After months of eager anticipation, the day finally arrives. You pack your bags and off you go. Several hours later, the plane lands. The stewardess comes in and says, "Welcome To Holland".

"Holland?!?" you say, "What do you mean "Holland"??? I signed up for Italy! I'm supposed to be in Italy. All my life I've dreamed of going to Italy"

But there's been a change in the flight plan. They've landed in Holland and there you must stay.

The important thing is that they haven't taken you to a horrible, disgusting, filthy place, full of pestilence, famine and disease. It's just a different place.

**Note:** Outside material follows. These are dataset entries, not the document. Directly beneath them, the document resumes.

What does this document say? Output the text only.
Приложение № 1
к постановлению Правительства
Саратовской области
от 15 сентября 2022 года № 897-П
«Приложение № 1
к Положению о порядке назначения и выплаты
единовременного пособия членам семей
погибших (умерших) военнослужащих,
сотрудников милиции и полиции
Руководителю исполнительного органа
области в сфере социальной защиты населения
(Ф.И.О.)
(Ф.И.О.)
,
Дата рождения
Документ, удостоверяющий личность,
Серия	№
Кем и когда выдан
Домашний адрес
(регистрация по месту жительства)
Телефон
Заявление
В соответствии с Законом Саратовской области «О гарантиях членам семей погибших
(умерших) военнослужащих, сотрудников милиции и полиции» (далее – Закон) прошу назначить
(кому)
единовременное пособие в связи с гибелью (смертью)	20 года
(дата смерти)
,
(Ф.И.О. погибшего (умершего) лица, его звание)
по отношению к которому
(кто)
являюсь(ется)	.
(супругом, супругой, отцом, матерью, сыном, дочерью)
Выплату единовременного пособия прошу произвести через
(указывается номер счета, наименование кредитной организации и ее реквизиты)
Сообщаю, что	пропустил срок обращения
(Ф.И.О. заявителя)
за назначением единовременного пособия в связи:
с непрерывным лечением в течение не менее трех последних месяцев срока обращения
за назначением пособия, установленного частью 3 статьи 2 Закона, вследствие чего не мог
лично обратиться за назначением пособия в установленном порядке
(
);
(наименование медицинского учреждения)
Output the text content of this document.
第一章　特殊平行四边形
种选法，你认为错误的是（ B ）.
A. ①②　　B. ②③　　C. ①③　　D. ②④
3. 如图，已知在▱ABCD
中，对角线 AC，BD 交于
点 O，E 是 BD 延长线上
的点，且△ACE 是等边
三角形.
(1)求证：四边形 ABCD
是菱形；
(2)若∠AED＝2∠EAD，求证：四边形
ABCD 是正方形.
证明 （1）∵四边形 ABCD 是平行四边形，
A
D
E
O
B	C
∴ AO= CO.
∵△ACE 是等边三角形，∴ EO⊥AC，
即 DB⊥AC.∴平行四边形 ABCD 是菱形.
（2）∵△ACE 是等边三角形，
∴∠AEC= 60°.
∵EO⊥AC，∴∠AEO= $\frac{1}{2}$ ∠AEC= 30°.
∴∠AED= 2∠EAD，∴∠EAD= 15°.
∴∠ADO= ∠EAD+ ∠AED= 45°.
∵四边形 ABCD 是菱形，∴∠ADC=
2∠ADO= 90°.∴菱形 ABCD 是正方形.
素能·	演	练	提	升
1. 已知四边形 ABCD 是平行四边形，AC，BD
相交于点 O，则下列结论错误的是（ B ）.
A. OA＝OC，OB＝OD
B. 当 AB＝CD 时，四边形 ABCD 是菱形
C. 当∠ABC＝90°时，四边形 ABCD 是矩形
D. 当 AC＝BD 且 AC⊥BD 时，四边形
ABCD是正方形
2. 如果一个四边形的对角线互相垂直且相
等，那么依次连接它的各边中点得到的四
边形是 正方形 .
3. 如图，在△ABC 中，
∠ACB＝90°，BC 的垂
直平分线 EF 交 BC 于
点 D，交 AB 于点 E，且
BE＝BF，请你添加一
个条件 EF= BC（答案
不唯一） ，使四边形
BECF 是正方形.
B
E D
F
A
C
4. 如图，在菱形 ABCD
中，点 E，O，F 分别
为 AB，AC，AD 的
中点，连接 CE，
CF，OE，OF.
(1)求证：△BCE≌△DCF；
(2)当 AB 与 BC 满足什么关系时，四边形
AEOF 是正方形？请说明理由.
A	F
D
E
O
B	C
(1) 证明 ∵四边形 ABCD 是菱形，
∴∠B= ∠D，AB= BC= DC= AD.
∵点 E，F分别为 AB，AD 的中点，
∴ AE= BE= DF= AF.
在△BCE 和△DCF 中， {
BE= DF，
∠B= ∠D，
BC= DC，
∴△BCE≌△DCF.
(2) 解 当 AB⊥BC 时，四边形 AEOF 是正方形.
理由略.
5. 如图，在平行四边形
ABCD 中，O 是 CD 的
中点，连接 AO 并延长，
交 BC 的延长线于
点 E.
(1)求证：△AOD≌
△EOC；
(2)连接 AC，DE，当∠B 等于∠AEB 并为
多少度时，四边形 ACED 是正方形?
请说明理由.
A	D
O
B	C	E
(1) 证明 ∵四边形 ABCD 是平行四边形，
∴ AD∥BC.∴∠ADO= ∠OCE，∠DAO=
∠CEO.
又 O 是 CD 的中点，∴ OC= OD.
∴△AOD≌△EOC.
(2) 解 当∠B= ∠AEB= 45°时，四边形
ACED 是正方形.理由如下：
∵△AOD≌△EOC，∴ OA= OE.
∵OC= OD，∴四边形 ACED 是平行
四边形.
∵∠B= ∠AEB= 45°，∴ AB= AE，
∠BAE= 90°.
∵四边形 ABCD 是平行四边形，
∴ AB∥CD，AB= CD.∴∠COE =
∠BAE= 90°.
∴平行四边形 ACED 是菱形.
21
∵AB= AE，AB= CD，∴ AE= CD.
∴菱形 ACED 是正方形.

So you must go and buy new guide books. And you must learn a whole new language. And you will meet a whole new group of people you would never have met.

It's just a different place. It's slower-paced than Italy, less flashy than Italy. But after you've been there for a while and you catch your breath, you look around…and you begin to notice that Holland has windmills...Holland has tulips. Holland even has Rembrandts.

But everyone you know is busy coming and going from Italy...and they're all bragging about what a wonderful time they had there. And for the rest of your life, you will say "Yes that's where I was supposed to go. That's what I had planned".

And the pain of that will never, ever, ever, ever go away...because the loss of that dream is a very significant loss.

But...if you spend your life mourning the fact that you didn't get to Italy, you may never be free to enjoy the very special, the very lovely things...about Holland.